Before you ask, no I don’t frigging waltz. Yes, I know it’s a very funny joke and I
agree, it is an unusual name. That doesn’t
make it any less tedious each time I hear it, though. No, my father didn’t have a thing for the
outback and no, I don’t want to see your billabong, not unless it is
particularly large or an abnormal shape.
I’m named after a great aunt on my mother’s side, I’ve been led to
believe. I’m not sure she waltzed much
either, judging by the sepia photograph that is the only image of her I’ve ever
seen. Like most women of that time in photographs,
she was upright and her face was mirthless.
She wore a starched frock with a bustle, held a frilled umbrella and balanced
a monstrous feather hat on her head. She
looks, one might say, like a real tartar.
However, Great Aunt Matilda was nothing like the image portrayed her
at all. Family history tells of her
being so different I wondered if she had chosen to dress up for her picture as
some kind of joke. Great Aunt Matilda
was a pioneer, an adventurer and a character.
Gran found a bundle of letters she had written to her sisters during years
of travelling, bound up with lilac ribbon and stored in the back of an old
bureau.
Great Aunt Matilda was known as Tilly by everyone. Her own mother said it made her sound like a scullery
maid, which she seemed to revel in. The
family wasn’t wealthy but were comfortably well off, holidaying ever summer in
Italy and visiting London hotels every Christmas. She was the eldest girl in a family of eleven
children and as such, expected to marry first.
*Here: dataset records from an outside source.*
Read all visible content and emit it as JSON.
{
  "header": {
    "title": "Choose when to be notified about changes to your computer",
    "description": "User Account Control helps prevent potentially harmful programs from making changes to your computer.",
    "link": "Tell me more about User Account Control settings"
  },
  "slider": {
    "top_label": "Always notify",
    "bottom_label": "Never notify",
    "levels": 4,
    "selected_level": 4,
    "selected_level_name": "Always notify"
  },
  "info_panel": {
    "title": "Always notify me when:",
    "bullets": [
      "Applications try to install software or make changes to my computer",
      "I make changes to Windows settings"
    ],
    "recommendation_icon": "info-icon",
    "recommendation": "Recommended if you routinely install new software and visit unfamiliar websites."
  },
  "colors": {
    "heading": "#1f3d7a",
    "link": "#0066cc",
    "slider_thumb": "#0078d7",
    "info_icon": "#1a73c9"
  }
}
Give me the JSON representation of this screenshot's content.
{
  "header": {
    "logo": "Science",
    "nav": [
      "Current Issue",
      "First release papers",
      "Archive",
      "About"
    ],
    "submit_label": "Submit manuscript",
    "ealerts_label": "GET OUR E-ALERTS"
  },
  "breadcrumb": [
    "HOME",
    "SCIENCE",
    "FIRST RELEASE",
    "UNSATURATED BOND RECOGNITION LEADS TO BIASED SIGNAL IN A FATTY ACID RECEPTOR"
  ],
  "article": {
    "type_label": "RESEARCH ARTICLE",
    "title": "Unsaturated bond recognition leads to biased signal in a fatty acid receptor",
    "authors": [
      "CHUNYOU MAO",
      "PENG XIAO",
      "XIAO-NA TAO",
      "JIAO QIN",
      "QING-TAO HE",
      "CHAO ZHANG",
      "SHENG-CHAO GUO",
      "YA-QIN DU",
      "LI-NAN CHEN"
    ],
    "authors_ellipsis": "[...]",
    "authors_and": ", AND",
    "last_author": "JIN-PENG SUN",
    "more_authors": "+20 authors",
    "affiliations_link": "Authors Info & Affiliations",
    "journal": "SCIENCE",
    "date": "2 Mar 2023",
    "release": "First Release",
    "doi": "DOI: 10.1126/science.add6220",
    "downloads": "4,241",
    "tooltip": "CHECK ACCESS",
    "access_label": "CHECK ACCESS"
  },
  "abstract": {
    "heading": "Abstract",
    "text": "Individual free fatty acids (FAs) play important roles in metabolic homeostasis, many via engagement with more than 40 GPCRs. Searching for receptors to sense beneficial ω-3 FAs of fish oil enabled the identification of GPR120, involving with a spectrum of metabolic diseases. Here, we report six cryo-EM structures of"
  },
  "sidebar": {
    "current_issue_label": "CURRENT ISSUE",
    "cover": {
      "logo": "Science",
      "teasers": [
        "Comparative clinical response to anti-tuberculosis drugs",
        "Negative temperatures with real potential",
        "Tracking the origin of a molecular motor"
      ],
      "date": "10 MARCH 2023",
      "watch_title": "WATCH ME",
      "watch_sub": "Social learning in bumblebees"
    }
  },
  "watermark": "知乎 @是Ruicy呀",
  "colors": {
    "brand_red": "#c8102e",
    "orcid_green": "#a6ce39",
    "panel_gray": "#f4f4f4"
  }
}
At 17, Tilly declared marriage was a simply awful mistake, one she didn’t
intend to make, ever.
After some years of attempting to match her with desirable young men,
all of whom were rebuffed, the family stopped trying and concentrated on
marrying off the younger girls instead. That left Tilly free to do as she pleased, so
she bought a parrot, taught it several coarse words and set off for an
adventure.
Rather than head to India where she might find any number of family
friends, Tilly went to Egypt. Swathed in
pale cotton, she rode a camel across deserts and explored temples thousands of
years old. She wrote to her sisters with
vivid descriptions of the inside of the pyramids, told them about excavations
looking for tombs in the Valley of the Kings and drew pen pictures of the king’s
Winter Palace, the Nile and of her parrot in a palm tree.
Years passed and Tilly stayed in Egypt, settling into life in Cairo
and Luxor with ease. She befriended
other English families and sometimes helped on excavations. She was there at the discovery of a new pharaoh’s
tomb and wrote long letters home describing the golden treasures inside. And she imagined the life the pharaoh had
before he died so many years ago.
In middle age, Tilly returned to England following the death of her
beloved parrot. We couldn’t find more
than the odd trace of her after she came back, although we know she lived in
the family house until she died at almost 80 years of age. She never married, never bought another
parrot and never returned to Egypt.
I have promised myself that when I have time I’ll try researching
more about Great Aunt Tilly. When I have
money I’d like to visit Egypt like she did and I’ll climb in tombs and pyramids
and worship in temples at dawn. I can’t
draw but I’ll buy coloured postcards and take hundreds of photos to show my own
sisters.
Until then, I’ve bought myself a parrot and I’m teaching it to say “bugger”.